The junior research group "Data-Driven Methods in Control Engineering" (DART) at the Heinz Nixdorf Institute at Paderborn University has spent four years researching how artificial intelligence (AI) can be used profitably in the field of control engineering. This technology is used to control and regulate systems, e.g. to automate industrial processes such as the operation of machines and systems. Data, for example in the form of measurements, plays a central role here. Accordingly, it makes sense to increasingly use data-based learning algorithms in control engineering as well.
The junior research group focussed on the development of hybrid methods that combine traditional control approaches with artificial intelligence. In doing so, they discovered that these combined techniques offer many advantages when it comes to understanding and optimising technical systems that cannot be fully described by traditional models. "At all stages of the control design process, our research showed that by using machine learning, i.e. AI, incorrect models could be improved and inaccuracies corrected. As a result, the control of the system also benefited," explains Dr. Julia Timmermann, head of the DART junior research group. The project was developed as part of the funding programme for young female AI scientists. The Federal Ministry of Education and Research (BMBF) funded the project with around 1.6 million euros. The aim of this funding line is to increase the participation of women in German research on AI and to enable them to take up academic leadership positions.
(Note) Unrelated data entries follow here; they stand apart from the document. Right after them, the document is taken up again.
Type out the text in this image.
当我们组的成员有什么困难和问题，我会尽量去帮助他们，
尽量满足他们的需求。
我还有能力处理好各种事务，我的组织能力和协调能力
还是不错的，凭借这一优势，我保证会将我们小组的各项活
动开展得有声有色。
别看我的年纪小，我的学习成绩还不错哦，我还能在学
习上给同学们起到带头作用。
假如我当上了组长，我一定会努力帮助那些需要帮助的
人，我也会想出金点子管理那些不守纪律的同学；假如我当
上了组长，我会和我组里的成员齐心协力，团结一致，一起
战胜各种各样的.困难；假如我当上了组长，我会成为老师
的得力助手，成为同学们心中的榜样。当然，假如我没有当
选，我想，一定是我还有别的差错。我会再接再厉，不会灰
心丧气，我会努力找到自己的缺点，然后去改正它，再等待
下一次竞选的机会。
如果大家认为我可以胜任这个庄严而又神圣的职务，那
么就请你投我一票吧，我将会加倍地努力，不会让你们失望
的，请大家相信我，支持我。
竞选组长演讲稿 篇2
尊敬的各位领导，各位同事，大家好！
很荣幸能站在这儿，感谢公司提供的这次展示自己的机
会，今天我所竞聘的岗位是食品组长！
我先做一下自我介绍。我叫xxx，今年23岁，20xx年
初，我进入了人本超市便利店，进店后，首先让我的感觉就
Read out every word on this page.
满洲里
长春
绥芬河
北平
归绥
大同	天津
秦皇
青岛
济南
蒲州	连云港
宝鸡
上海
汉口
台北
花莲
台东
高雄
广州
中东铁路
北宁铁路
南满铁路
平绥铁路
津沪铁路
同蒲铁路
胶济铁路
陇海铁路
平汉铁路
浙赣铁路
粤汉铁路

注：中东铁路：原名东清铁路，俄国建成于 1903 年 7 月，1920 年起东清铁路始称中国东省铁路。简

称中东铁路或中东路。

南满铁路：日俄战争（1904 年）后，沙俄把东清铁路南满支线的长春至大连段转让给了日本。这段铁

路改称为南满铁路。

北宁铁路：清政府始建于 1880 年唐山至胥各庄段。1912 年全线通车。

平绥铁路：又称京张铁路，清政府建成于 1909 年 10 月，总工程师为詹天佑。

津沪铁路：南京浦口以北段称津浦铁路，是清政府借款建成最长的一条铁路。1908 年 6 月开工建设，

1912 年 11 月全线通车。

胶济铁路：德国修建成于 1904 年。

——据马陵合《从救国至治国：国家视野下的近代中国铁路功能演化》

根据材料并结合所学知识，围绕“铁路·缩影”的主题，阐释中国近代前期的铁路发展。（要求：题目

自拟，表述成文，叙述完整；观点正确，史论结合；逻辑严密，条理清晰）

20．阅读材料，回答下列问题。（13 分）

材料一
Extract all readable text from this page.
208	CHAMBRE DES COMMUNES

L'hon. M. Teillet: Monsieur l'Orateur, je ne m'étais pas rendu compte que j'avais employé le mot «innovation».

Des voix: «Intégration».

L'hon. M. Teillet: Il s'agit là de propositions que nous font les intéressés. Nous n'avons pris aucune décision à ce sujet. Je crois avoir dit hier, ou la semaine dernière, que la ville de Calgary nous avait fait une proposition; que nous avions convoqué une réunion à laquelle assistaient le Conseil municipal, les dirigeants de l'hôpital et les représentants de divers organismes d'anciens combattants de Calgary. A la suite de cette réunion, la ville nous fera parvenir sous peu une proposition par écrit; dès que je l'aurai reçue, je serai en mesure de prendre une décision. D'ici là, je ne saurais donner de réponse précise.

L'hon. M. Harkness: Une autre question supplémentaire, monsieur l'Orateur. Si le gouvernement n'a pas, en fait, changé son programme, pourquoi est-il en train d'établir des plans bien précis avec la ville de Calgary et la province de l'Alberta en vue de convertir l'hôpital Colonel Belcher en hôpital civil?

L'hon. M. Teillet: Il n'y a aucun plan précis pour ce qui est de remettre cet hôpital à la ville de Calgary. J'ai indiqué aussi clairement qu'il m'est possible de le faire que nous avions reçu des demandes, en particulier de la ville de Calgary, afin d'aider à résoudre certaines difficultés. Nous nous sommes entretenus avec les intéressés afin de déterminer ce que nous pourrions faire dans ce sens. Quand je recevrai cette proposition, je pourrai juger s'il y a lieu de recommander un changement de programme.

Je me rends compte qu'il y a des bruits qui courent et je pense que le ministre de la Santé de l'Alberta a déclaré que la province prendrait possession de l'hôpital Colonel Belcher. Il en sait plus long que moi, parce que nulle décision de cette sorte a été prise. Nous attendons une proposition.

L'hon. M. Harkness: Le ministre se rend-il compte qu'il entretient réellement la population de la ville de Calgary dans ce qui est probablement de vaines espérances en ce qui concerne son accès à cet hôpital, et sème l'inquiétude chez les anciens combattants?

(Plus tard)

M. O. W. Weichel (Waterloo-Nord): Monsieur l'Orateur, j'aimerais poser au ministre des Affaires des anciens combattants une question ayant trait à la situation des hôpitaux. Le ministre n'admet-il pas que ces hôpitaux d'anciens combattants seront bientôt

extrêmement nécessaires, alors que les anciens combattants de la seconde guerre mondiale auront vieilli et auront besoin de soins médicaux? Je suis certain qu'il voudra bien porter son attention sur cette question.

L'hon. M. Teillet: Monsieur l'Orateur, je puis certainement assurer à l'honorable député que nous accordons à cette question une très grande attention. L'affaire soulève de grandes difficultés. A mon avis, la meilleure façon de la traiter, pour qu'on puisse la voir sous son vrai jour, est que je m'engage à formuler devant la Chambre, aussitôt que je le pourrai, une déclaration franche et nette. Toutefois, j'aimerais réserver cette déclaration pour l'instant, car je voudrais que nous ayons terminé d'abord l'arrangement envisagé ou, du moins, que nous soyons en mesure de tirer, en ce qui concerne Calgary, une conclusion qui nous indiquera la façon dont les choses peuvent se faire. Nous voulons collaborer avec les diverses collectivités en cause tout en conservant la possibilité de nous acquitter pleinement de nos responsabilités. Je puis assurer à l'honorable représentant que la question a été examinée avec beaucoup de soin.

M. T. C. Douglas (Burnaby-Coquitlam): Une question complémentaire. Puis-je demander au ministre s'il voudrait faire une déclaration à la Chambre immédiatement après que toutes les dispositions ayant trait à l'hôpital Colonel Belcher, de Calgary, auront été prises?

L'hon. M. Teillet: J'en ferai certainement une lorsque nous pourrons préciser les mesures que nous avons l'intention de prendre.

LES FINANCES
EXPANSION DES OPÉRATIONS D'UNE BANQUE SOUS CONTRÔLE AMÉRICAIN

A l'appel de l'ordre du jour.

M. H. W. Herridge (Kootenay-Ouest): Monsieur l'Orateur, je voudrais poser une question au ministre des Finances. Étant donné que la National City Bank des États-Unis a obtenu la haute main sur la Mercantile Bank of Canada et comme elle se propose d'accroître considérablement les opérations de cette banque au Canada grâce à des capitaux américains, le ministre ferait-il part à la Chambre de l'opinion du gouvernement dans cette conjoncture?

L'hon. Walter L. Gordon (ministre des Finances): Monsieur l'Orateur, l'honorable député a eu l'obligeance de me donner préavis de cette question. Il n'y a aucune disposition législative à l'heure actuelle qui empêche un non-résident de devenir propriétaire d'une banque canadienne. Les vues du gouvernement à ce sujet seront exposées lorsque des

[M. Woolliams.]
Development of practical applications
In addition to the theoretical work on hybrid methods, the employees and doctoral candidates in the DART project developed two practical applications: an autonomous golf robot and a self-balancing cube. The golf robot works with hybrid methods, for example in the field of image recognition and prediction of stroke speeds. "The hitting mechanism also offers good opportunities to evaluate the new methods under real-life conditions," says Timmermann. The self-balancing cube in turn brings with it many challenges in terms of control technology. The acceleration and strong deceleration of flywheels within the cube can cause it to move to an edge and, in future, to a corner, where it can be stabilised.
Other successes that were realised during the project directly affect the participating researchers and students at Paderborn University: three successful doctoral degrees, 24 theses written and the employment of ten student assistants. This made it possible for the students to work intensively on scientific topics in the field of machine learning. They will be able to transfer their newly acquired knowledge to companies in the region after graduation. "Even though machine learning approaches are currently very popular, their use is not appropriate in every application. This critical reflection on the application of modern research trends in the department of control engineering was also the content of the DART group," says Timmermann.
This text was translated automatically.